Ночной ресторан был переполнен. Между столиками скользили официанты в алых смокингах. На эстраде извивалась тучная блондинка в завитом парике – известная певица. Некогда ее слава гремела по всей стране, песни дни и ночи крутили по радио. Она десятилетия держалась на гребне успеха. И вот теперь – сорок лет, морщинистые щеки, дряблый живот, испитой хриплый голос. Слава – в прошлом. А в настоящем – ночной «Медведь» и… «Обними меня крепче! – гудела певица в микрофон, точно гигантский раздувшийся шмель. – Обними мою душу шальную!»
– И ты им хочешь показать такое ? Им? – Данила презрительно кивнул на ресторанную публику.

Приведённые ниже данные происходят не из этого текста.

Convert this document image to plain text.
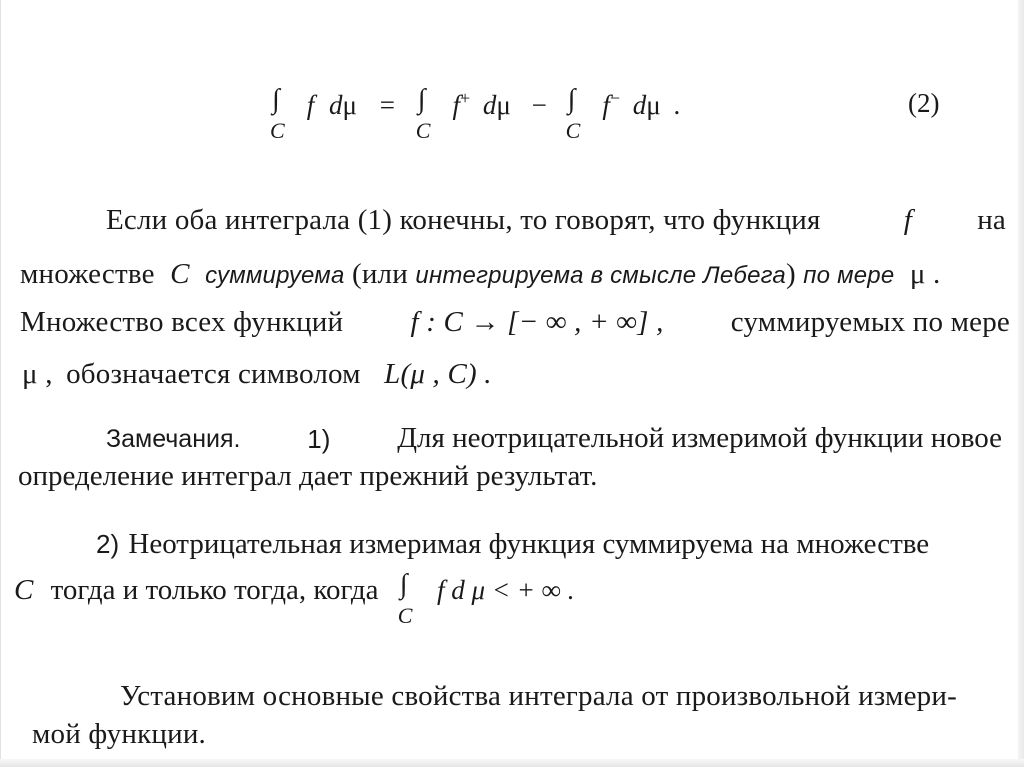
∫
C
f dμ = ∫
C
f+ dμ − ∫
C
f− dμ .	(2)
Если оба интеграла (1) конечны, то говорят, что функция	f на
множестве C суммируема (или интегрируема в смысле Лебега) по мере μ .
Множество всех функций f : C → [− ∞ , + ∞] , суммируемых по мере
μ , обозначается символом L(μ , C) .
Замечания.	1) Для неотрицательной измеримой функции новое
определение интеграл дает прежний результат.
2) Неотрицательная измеримая функция суммируема на множестве
C тогда и только тогда, когда ∫
C
f d μ < + ∞ .
Установим основные свойства интеграла от произвольной измери-
мой функции.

«Медведь» был дорогим рестораном. Очень дорогим. Только за вход Верховцеву за себя, Данилу и Олли пришлось выложить четырехзначную сумму в долларах.
Здесь по ночам отдыхали от забот деловые люди. Очень, как они сами себя называли, солидные деловые люди пили, ели, жевали, глотали, жрали, глазели на сцену, икали, ковыряли в зубах зубочистками, снова пили, блевали в туалетах, отделанных итальянским мрамором, хлопали, орали, смеялись, хохотали, ржали, утирали пьяные слезы, объяснялись в любви дорогим проституткам, играли в казино, проигрывали, выигрывали, ссорились, матерились и опять ели, пили…
Верховцев смотрел туда, куда указывал Данила: белые скатерти, хрусталь, цветы в высоких вазах, а за ними – рты, рты, рты, жующие, смачно чавкающие, рыгающие. «Один омар по-бретонски», «Перепела – на второй столик», «Седло барашка, телятина по-милански». Жирные пальцы в перстнях, с трудом справляющиеся со столовыми приборами, двойные, тройные подбородки, приспущенные галстуки, расстегнутые пиджаки от Версаче, от Валентино, брюки, едва не лопающиеся на мясистых задах, и опять – рты, рты, рты…
– Да, – ответил он тогда.
Олли улыбнулся. Отпил вино из бокала. Он не вмешивался в их спор, почти всегда молчал, молчал и улыбался.
– Ты странный человек, Игорь, – сказал Данила.
– Может быть.
– У нас ничего не получится.
– Может быть.
– Что им, таким, твой Мастер?
– Он гений, Данила.
– А не он ли сказал: «Публика на удивление тяжела. Она прощает все, кроме гениальности»? Вспомни, что они сделали с ним, чем он кончил! А ведь тогда, век назад, были совсем другие люди и время было другое.
– Тебе жаль его?
– Да.
– И мне, – вдруг подал голос Олли.
Верховцев поблагодарил их мягким взглядом. Небрежно откинул светлую прядь со лба. «Па-а-цалуй меня! Ну па-а-цалуй, пра-а-шу-у!» – хрипела в микрофон старая знаменитая певица. Олли поморщился.
– Плохая поэзия возникает всегда из искреннего чувства, – заметил Верховцев. – Взгляните, у нее на щеках – слезы. Она вспоминает в этот самый миг всю свою жизнь. Слезы, смывающие румяна, – что может быть естественнее? Быть естественным, Олли, – значит быть очевидным. А быть очевидным значит быть безыскусным. Отсюда и плохая поэзия.
– Мне здесь не нравится, – сказал Олли.
– Скоро мы уйдем. – Данила выбрал в вазе самое крупное яблоко и протянул ему, как ребенку игрушку. – На. Искусство, как говорил Мастер, отражает не жизнь, а зрителя. Какого же зрителя ты найдешь здесь, среди них? Каким же будет это твое искусство?